British restaurateur, born 1964

David Moore (born 4 August 1964) is a restaurateur based in the United Kingdom.

==Biography==
Moore was born in County Monaghan, Ireland. He is the owner of Michelin starred restaurant Pied à Terre, situated on London's Charlotte Street in Fitzrovia.

After achieving his Higher National Diploma in Hotel, Catering and Institutional Management (HCIMA), Moore worked in the highly regarded The Box Tree, Ilkley in 1985 when the restaurant was of two Michelin Star status. In 1986, he took a position in Le Manoir aux Quat' Saisons, Great Milton, Oxon working alongside world-renowned chef Raymond Blanc. Moore also worked for a stint in Le Louis XV restaurant in Monte Carlo's Hotel de Paris.

In 1991, Moore opened his first French fine-dining restaurant, Pied à Terre on Charlotte Street in London's West End.

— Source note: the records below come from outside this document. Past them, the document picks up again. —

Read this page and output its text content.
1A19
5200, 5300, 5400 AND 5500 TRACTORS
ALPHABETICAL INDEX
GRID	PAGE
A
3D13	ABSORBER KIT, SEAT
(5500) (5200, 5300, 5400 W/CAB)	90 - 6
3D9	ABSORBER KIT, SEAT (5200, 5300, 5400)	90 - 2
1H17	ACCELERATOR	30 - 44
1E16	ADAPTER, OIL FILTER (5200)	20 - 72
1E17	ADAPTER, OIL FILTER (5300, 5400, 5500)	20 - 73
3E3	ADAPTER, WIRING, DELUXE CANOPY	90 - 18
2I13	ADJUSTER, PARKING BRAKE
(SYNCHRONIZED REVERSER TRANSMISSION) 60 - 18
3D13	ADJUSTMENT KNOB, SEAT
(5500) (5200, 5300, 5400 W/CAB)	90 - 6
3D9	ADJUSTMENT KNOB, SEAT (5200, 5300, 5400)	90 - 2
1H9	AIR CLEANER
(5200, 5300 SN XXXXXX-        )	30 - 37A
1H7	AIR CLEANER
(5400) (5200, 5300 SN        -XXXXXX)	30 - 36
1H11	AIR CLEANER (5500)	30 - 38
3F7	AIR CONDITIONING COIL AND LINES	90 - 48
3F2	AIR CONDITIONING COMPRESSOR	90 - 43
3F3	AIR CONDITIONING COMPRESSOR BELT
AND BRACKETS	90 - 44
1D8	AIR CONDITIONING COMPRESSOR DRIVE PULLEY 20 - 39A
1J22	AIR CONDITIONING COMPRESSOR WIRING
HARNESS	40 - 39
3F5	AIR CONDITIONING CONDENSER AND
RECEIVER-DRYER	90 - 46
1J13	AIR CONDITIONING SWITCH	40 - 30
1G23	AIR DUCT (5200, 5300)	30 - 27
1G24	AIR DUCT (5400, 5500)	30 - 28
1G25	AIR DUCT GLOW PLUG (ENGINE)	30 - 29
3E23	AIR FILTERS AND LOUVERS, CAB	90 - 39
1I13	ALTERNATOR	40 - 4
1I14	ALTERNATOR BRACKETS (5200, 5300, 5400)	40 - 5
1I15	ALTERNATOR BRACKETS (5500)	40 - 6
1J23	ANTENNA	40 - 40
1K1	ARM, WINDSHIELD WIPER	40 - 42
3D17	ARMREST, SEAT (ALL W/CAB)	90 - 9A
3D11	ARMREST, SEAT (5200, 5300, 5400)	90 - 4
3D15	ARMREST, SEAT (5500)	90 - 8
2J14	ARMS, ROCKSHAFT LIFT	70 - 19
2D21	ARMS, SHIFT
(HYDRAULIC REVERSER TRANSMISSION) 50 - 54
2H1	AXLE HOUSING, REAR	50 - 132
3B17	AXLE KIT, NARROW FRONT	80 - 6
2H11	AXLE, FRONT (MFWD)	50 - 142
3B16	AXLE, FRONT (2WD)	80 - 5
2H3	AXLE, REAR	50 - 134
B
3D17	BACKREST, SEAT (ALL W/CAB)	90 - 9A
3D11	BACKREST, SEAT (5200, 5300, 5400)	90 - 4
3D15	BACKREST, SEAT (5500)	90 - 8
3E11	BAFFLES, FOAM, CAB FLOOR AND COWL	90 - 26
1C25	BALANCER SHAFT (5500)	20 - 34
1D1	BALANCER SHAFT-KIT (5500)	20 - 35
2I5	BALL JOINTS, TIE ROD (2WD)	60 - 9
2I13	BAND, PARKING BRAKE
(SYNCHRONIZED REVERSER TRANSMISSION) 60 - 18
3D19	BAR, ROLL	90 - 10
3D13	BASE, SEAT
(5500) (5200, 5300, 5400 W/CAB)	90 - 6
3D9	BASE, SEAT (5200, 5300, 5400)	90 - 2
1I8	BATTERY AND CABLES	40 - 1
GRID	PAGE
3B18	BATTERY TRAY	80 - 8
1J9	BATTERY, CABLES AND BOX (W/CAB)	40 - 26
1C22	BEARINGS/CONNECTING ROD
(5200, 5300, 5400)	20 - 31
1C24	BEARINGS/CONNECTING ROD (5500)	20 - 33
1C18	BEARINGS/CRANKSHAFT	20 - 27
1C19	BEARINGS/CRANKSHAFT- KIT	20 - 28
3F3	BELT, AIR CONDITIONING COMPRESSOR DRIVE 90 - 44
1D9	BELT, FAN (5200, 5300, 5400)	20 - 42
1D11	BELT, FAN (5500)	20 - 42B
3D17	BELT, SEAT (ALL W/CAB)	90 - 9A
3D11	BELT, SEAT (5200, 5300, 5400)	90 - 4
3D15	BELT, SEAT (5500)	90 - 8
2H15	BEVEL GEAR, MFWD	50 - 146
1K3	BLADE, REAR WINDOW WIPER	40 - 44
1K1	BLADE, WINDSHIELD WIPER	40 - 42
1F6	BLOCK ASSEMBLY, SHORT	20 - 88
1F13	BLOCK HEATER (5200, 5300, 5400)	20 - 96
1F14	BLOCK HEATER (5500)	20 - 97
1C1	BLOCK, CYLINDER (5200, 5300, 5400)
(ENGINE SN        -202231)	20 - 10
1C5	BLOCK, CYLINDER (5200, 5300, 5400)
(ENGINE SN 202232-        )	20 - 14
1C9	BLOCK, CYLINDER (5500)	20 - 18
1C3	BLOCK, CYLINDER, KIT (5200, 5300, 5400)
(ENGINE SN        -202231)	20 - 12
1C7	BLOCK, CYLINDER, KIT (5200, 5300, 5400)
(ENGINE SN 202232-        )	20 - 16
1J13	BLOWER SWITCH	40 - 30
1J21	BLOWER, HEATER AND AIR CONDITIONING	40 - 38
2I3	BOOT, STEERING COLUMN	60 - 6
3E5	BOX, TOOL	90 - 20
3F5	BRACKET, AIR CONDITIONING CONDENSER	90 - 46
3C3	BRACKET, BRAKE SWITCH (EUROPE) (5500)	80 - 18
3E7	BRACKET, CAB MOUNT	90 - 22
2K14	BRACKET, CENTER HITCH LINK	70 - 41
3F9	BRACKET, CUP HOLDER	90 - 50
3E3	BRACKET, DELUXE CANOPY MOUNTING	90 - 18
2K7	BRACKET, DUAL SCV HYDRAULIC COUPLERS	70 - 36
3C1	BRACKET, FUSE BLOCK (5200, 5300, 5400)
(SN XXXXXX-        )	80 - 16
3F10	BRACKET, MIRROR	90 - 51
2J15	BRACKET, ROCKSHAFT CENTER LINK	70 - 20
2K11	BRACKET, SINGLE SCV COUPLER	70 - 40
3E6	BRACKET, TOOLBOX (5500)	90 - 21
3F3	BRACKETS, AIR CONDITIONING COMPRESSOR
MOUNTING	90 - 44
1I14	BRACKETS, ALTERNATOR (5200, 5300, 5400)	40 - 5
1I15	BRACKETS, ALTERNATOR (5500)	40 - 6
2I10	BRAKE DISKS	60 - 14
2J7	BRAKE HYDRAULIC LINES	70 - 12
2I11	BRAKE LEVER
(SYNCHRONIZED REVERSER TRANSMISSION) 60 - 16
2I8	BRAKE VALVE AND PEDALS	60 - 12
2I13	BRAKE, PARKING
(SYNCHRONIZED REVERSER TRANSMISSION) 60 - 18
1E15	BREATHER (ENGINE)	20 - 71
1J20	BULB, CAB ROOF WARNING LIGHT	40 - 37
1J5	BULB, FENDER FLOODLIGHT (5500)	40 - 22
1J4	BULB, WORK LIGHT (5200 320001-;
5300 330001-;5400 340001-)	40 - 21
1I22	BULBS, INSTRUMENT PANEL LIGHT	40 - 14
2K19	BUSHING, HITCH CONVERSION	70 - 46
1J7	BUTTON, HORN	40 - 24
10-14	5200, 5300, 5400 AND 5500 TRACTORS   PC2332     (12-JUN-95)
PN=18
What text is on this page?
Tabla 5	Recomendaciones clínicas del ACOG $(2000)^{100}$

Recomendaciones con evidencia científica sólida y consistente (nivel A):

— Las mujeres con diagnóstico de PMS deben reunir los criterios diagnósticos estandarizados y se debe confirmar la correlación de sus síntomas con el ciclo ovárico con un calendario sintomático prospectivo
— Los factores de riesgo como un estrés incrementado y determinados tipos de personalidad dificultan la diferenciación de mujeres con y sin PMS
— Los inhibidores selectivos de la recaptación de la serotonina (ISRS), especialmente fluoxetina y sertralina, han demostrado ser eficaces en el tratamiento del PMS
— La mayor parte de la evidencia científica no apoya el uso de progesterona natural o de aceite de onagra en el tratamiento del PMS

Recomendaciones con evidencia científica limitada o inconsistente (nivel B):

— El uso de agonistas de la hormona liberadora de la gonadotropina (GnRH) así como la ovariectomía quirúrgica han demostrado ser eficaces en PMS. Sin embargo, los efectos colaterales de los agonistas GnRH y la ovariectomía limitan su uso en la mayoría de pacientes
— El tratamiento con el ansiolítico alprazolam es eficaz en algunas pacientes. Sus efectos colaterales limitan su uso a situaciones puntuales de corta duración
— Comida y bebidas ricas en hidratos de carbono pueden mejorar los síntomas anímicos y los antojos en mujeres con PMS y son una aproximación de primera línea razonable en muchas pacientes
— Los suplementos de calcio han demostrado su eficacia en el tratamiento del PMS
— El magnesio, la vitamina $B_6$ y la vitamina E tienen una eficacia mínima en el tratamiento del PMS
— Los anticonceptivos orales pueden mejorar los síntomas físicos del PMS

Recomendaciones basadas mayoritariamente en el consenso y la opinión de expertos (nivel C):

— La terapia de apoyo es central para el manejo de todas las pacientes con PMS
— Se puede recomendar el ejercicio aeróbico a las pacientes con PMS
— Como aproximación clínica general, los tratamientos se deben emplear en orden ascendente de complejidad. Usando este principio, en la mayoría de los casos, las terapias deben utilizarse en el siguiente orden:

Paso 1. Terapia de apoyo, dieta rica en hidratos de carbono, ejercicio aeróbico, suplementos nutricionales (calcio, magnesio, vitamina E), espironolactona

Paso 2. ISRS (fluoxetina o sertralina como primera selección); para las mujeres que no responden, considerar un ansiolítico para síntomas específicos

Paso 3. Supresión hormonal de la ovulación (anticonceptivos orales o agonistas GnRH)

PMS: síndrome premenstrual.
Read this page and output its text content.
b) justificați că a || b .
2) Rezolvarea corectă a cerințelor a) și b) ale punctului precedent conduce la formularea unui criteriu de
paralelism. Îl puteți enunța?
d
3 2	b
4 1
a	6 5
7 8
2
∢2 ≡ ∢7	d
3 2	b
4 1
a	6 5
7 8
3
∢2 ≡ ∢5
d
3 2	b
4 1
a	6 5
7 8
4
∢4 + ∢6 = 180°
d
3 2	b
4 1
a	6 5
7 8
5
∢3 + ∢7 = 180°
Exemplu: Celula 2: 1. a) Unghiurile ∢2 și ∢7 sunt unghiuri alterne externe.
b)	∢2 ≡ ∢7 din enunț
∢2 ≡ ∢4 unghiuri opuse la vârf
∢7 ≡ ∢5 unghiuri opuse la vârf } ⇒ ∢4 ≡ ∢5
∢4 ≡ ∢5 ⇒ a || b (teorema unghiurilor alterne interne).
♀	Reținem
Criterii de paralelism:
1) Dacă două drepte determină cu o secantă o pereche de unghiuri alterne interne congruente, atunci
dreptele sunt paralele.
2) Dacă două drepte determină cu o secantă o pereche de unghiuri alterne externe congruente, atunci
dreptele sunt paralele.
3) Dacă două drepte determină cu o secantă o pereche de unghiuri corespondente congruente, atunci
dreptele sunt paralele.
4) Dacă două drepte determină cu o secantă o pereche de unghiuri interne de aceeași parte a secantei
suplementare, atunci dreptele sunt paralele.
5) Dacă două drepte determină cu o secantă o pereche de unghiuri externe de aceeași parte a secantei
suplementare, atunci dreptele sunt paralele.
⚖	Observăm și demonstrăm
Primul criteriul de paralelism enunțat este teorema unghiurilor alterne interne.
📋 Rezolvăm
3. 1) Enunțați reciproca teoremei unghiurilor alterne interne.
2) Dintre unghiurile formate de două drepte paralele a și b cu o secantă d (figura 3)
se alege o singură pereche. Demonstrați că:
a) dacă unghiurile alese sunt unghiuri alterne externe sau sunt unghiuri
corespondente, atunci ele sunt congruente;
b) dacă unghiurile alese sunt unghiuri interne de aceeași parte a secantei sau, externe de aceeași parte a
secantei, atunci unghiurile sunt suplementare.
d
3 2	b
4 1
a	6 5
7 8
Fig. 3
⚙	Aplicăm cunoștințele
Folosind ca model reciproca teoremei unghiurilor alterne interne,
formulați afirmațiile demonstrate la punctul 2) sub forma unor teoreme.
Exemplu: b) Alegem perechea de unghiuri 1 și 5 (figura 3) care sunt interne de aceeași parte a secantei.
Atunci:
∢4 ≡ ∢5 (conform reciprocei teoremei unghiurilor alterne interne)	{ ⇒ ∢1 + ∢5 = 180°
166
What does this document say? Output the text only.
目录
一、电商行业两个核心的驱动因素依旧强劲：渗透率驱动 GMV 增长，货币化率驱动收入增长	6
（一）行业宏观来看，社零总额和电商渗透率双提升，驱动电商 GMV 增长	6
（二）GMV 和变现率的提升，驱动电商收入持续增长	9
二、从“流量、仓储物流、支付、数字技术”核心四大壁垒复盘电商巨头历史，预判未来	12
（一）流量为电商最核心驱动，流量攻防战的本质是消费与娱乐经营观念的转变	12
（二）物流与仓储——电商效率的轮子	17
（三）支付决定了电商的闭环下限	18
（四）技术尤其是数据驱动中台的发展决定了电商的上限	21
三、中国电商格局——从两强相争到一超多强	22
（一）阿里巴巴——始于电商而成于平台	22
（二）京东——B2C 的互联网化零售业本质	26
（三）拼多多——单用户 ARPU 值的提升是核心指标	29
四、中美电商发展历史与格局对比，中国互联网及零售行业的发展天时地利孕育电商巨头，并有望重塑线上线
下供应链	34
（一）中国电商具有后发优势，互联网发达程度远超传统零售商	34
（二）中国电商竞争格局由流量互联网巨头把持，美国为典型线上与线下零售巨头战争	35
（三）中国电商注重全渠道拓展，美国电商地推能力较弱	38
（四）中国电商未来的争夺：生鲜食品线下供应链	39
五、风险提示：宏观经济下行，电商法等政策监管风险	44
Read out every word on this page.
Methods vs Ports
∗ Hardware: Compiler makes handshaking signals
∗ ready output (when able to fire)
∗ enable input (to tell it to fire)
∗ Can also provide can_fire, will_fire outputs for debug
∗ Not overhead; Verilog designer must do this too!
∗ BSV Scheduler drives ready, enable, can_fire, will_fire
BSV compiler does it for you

Pied à Terre was an instant success, gaining Michelin star status just thirteen months after opening, and a second Michelin star in January 1996.

In November 2004, a fire forced the closure of the restaurant for most of 2005 but Moore insisted it was rebuilt, redecorated and resurrected back to life to re-open on 26 September 2005.

With Moore as owner, Pied à Terre has achieved many more awards including: Four Red Rosettes AA, 8/10 in the Good Food Guide, 29/30 in the Zagat ‘Readers Choice’ and Best Restaurant in the World 2007 as voted in the Top 50 Restaurant Magazine. Pied à Terre's wine list has received multiple award, but moist recently joint N

In October 2013 Moore opened his first pop-restaurant, Pieds Nus. In the short time it was open, it received rave reviews from The Telegraph, Hello Magazine, The Evening Standard and many more.

David Moore is also founding partner of the London Cocktail Club, which has gone on to open multiple bars across the UK. He is a trustee of Cockpit Arts.

David Moore has made several TV appearances including BBC MasterChef: The Professionals and BBC Out of the Frying Pan, both of which aired in summer 2010. He was an inspector on BBC The Restaurant, series 2 and 3, alongside his former mentor Raymond Blanc and fellow inspector Sarah Willingham.